Kelly chief executive Carl Camden downplays the idea that employers will shed health coverage liabilities by using staffing companies. He sees clients' adjustment to the health act as "a modest opportunity" for his company.
"There is a portion of the staffing industry who think there will be a large amount of companies trying to avoid obligations under the ACA and trying to shift over to staffing firms," Camden said in an interview. "I don't see that as happening."
Manpower and Robert Half declined to make officials available for interviews.
The bigger business may be helping companies navigate the law through consulting or by taking over temporary jobs they already have, Camden and other industry officials say.
"We expect that clients that have those kinds of workers and who are daunted by the complexity of the Affordable Care Act will look to staffing firms to help them manage those kinds of workers," said Edward A. Lenz, senior counsel for the American Staffing Association, a temp company trade group.
Staffing company share prices have shot up, partly in response to the recovering economy and partly because of hopes for a surge in Affordable Care Act business, industry analysts say.
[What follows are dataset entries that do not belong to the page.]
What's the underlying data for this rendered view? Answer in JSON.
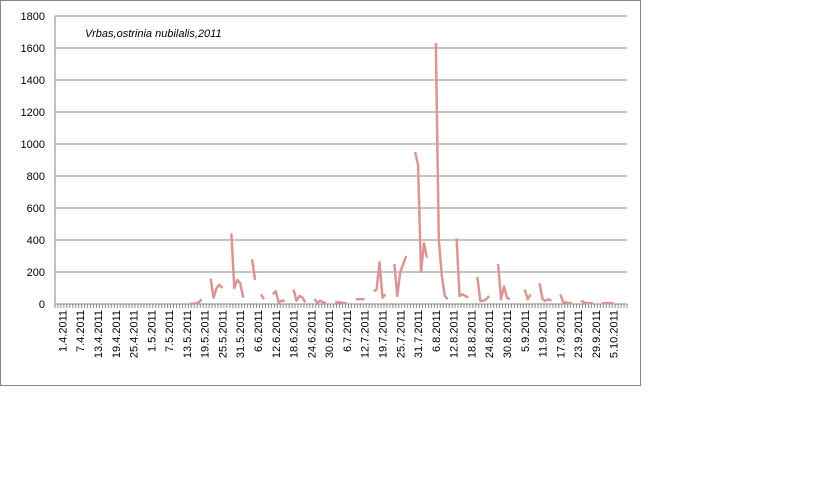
{
  "chart_data": {
    "type": "line",
    "title": "Vrbas,ostrinia nubilalis,2011",
    "categories": [
      null,
      null,
      "1.4.2011",
      null,
      null,
      null,
      null,
      null,
      "7.4.2011",
      null,
      null,
      null,
      null,
      null,
      "13.4.2011",
      null,
      null,
      null,
      null,
      null,
      "19.4.2011",
      null,
      null,
      null,
      null,
      null,
      "25.4.2011",
      null,
      null,
      null,
      null,
      null,
      "1.5.2011",
      null,
      null,
      null,
      null,
      null,
      "7.5.2011",
      null,
      null,
      null,
      null,
      null,
      "13.5.2011",
      null,
      null,
      null,
      null,
      null,
      "19.5.2011",
      null,
      null,
      null,
      null,
      null,
      "25.5.2011",
      null,
      null,
      null,
      null,
      null,
      "31.5.2011",
      null,
      null,
      null,
      null,
      null,
      "6.6.2011",
      null,
      null,
      null,
      null,
      null,
      "12.6.2011",
      null,
      null,
      null,
      null,
      null,
      "18.6.2011",
      null,
      null,
      null,
      null,
      null,
      "24.6.2011",
      null,
      null,
      null,
      null,
      null,
      "30.6.2011",
      null,
      null,
      null,
      null,
      null,
      "6.7.2011",
      null,
      null,
      null,
      null,
      null,
      "12.7.2011",
      null,
      null,
      null,
      null,
      null,
      "19.7.2011",
      null,
      null,
      null,
      null,
      null,
      "25.7.2011",
      null,
      null,
      null,
      null,
      null,
      "31.7.2011",
      null,
      null,
      null,
      null,
      null,
      "6.8.2011",
      null,
      null,
      null,
      null,
      null,
      "12.8.2011",
      null,
      null,
      null,
      null,
      null,
      "18.8.2011",
      null,
      null,
      null,
      null,
      null,
      "24.8.2011",
      null,
      null,
      null,
      null,
      null,
      "30.8.2011",
      null,
      null,
      null,
      null,
      null,
      "5.9.2011",
      null,
      null,
      null,
      null,
      null,
      "11.9.2011",
      null,
      null,
      null,
      null,
      null,
      "17.9.2011",
      null,
      null,
      null,
      null,
      null,
      "23.9.2011",
      null,
      null,
      null,
      null,
      null,
      "29.9.2011",
      null,
      null,
      null,
      null,
      null,
      "5.10.2011",
      null,
      null,
      null,
      null
    ],
    "series": [
      {
        "color": "#d99694",
        "values": [
          null,
          null,
          null,
          null,
          null,
          null,
          null,
          null,
          null,
          null,
          null,
          null,
          null,
          null,
          null,
          null,
          null,
          null,
          null,
          null,
          null,
          null,
          null,
          null,
          null,
          null,
          null,
          null,
          null,
          null,
          null,
          null,
          null,
          null,
          null,
          null,
          null,
          null,
          null,
          null,
          null,
          null,
          null,
          null,
          null,
          0,
          2,
          5,
          10,
          30,
          null,
          null,
          160,
          40,
          100,
          120,
          100,
          null,
          null,
          440,
          100,
          150,
          130,
          40,
          null,
          null,
          280,
          150,
          null,
          60,
          30,
          null,
          null,
          60,
          80,
          10,
          20,
          20,
          null,
          null,
          90,
          20,
          50,
          40,
          10,
          null,
          null,
          30,
          10,
          20,
          10,
          5,
          null,
          null,
          10,
          10,
          10,
          5,
          5,
          null,
          null,
          30,
          30,
          30,
          30,
          null,
          null,
          80,
          90,
          260,
          40,
          60,
          null,
          null,
          250,
          50,
          200,
          250,
          300,
          null,
          null,
          950,
          870,
          200,
          380,
          290,
          null,
          null,
          1630,
          400,
          180,
          50,
          30,
          null,
          null,
          410,
          50,
          60,
          50,
          40,
          null,
          null,
          170,
          20,
          20,
          30,
          50,
          null,
          null,
          250,
          30,
          110,
          40,
          30,
          null,
          null,
          null,
          null,
          90,
          30,
          60,
          null,
          null,
          130,
          30,
          20,
          30,
          20,
          null,
          null,
          60,
          10,
          10,
          5,
          5,
          null,
          null,
          20,
          10,
          5,
          5,
          5,
          null,
          null,
          5,
          5,
          5,
          5,
          5,
          null,
          null,
          null,
          null
        ]
      }
    ],
    "ylim": [
      0,
      1800
    ],
    "yticks": [
      0,
      200,
      400,
      600,
      800,
      1000,
      1200,
      1400,
      1600,
      1800
    ],
    "grid": true
  }
}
Manpower has risen by half since November while Kelly, Randstad and Robert Half are all up more than 35 percent, far more than the market as a whole.
A few years ago, when Massachusetts implemented its own requirement that companies provide health coverage to full-time workers, temp jobs increased six times faster than in the country as a whole, said Jeffrey Silber, who follows staffing company stocks for BMO Capital Markets.